# Monitor SAMSUNG 551v, Como puedo aumentarle el Brillo



## mocho_zapato (Dic 24, 2006)

Como puedo aumentarle el brillo a un monitor SAMSUNG SyncMaster 551v, en mi caso mi monitor tiene poco brillo asi vino de fabrica, o asi lo noto yo. Nesecito aumentar el brillo dado que se encuentra en un lugar donde existe mucha iluminacion.
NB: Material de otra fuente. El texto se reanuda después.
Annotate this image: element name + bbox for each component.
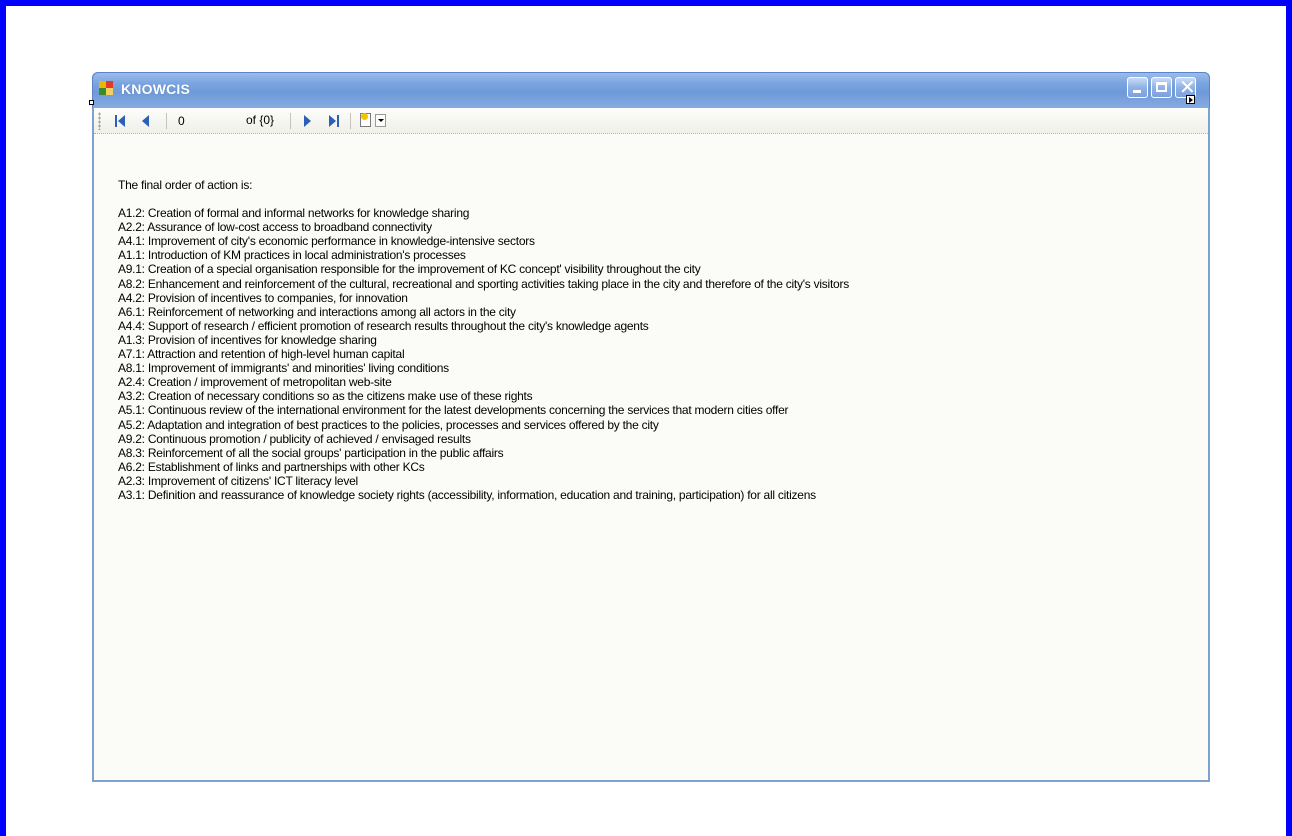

Bueno el problema es que lo abri mire el FlyBack y solo bi un tornillo para cambiar el foco y no esta el que es para el brillo como en otros monitores. y este es mi problema ayudenme con este monitor talves esta camuflado por ahi, no se.


----------



## Apollo (Ene 9, 2007)

Hola mocho_zapato:

Normalmente en la placa del cinescopio viene un control de pantallas (Screen), con el que puedes darle más brillo.

En caso de no tenerlo, en la placa base, busca un micro potenciómetro con la siblas Sub-Bright, SBG (Sub-Bright Gain), O a veces solamente dice SB (Sub Bright).

La última opción si no tuviera estos controles, es entrar al modo de servicio, (Necesitas el manual para hacer esto), u subir el Sub-Brillo desde ahí.

Espero y te sirva esta información.
Saludos al foro


----------